Duygularımız çevremize göre mi şekillenir yoksa kendi duygularımızı kendimiz mi kontrol ederiz. “Sevgi, sevdiğin kişinin mutlu olduğunu gördükçe, onun mutluluğuyla mutlu olma sanatıdır.’’ diyen Balzac mı yoksa ‘‘Kendi mutluluğundan başka hedefi
olmayan insan kötüdür.’’ diyen Tolstoy mu haklı? Bu iki farklı felsefi bakış açısını temsil eder. Balzac’ın ifadesi, başkalarının mutluluğuna odaklanmanın ve onların mutluluğunu kendi mutluluğunuzla özdeşleştirmenin önemini vurguluyor. Tolstoy’un ifadesi ise, bireysel mutluluğun insanın tek hedefi olması durumunda, bu durumun olumsuz sonuçlar doğurabileceğini belirtiyor. Peki biz hangi düşünceyi benimsemeliyiz?
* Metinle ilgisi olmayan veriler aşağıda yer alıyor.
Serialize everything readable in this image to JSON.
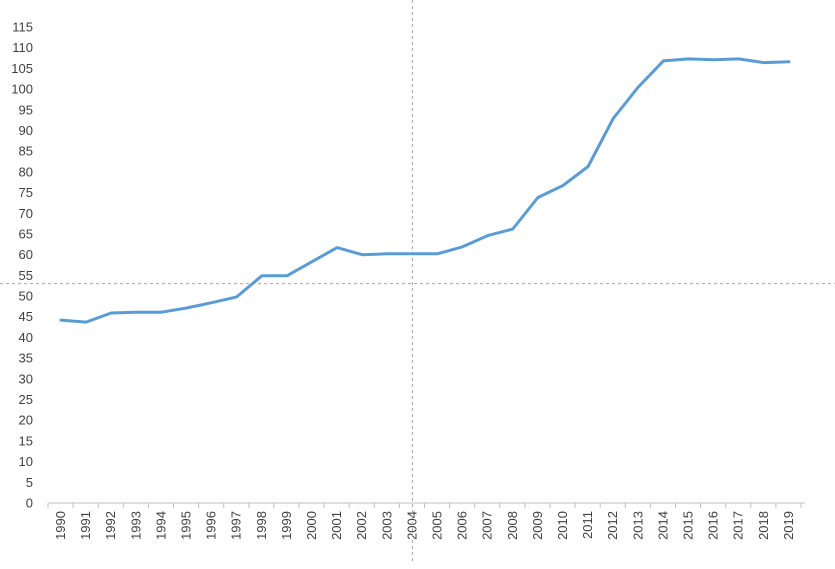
{
  "chart_data": {
    "type": "line",
    "title": "",
    "xlabel": "",
    "ylabel": "",
    "categories": [
      "1990",
      "1991",
      "1992",
      "1993",
      "1994",
      "1995",
      "1996",
      "1997",
      "1998",
      "1999",
      "2000",
      "2001",
      "2002",
      "2003",
      "2004",
      "2005",
      "2006",
      "2007",
      "2008",
      "2009",
      "2010",
      "2011",
      "2012",
      "2013",
      "2014",
      "2015",
      "2016",
      "2017",
      "2018",
      "2019"
    ],
    "series": [
      {
        "values": [
          44.2,
          43.7,
          45.9,
          46.1,
          46.1,
          47.1,
          48.4,
          49.8,
          54.9,
          54.9,
          58.3,
          61.7,
          60.0,
          60.2,
          60.2,
          60.2,
          61.9,
          64.6,
          66.2,
          73.8,
          76.7,
          81.3,
          92.9,
          100.5,
          106.8,
          107.3,
          107.1,
          107.3,
          106.4,
          106.6
        ],
        "color": "#5b9bd5"
      }
    ],
    "ylim": [
      0,
      115
    ],
    "yticks": [
      0,
      5,
      10,
      15,
      20,
      25,
      30,
      35,
      40,
      45,
      50,
      55,
      60,
      65,
      70,
      75,
      80,
      85,
      90,
      95,
      100,
      105,
      110,
      115
    ],
    "grid": false,
    "legend": "none",
    "reference_lines": {
      "vertical_at_category": "2004",
      "horizontal_at_value": 53
    },
    "colors": {
      "line": "#5b9bd5",
      "axis": "#bfbfbf",
      "reference": "#a6a6a6",
      "text": "#404040"
    }
  }
}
Balzac’ın ifadesi, insan ilişkilerinin karmaşıklığını ve derinliğini vurgular. Onun perspektifine göre, sevdiğimiz bir kişinin mutluluğu, kendi mutluluğumuzla sıkı bir şekilde bağlantılıdır. Başkalarının mutluluğunu gördüğümüzde, içimizde bir sevinç ve memnuniyet hissi uyandırır. Bu durum, empati ve sevgiyle dolu bir yaşam sürmenin önemini vurgular. Ancak, bu yaklaşımın sınırları da vardır; başkalarının mutluluğuna bağımlı hale gelme riskiyle karşı karşıyadır.
Öte yandan, Tolstoy’un ifadesi bireysel mutluluğun tek başına yeterli olmadığını ve insanın daha büyük bir amaca, anlama ve anlamaya yönelik bir arayışa ihtiyacı olduğunu savunur. Bu ifade, insanın kendini sadece kendi hazları ve mutluluğuyla sınırlamasının, içsel tatmin ve anlamı eksik bırakabileceğini vurgular. Tolstoy’un perspektifi, insanın kendini aşan bir şeye, toplum hizmetine veya insanlık için faydalı bir şey yapmaya yönelik bir amaca sahip olmasının önemini vurgular.
Ancak, her iki ifade de kendi içinde bazı sınırlılıklara sahiptir. Balzac’ın yaklaşımı, başkalarının mutluluğunu kendi mutluluğuyla özdeşleştirmenin, başkalarının mutluluğuna bağımlı hale gelme riskini taşırken, Tolstoy’un yaklaşımı da insanın kendi mutluluğunu göz ardı etmesinin veya başkalarına hizmet etmek adına kendi ihtiyaçlarını ihmal etmesinin risklerini taşır.
Sonuç olarak, benim hayat felsefeme göre Tolstoy’un yaklaşımı daha mantıklı geliyor. İnsan kendi içinde bir iç huzura ermeden ve kendini sevmeden bir başkasını mutlu edemez. Kendini sevmeyen ve kendi kendine mutlu olamayan bir insan karamsar olur. Hem kendisini hem de çevresini üzer. Bu yüzden insanın önce kendine yetmesi gerekir. Bir başkasının duygularına bağlı yaşarsak, onun olmadığı zaman yaşayamayız. Bu bir hastalık haline gelir ve kendi kendimizi bitiririz.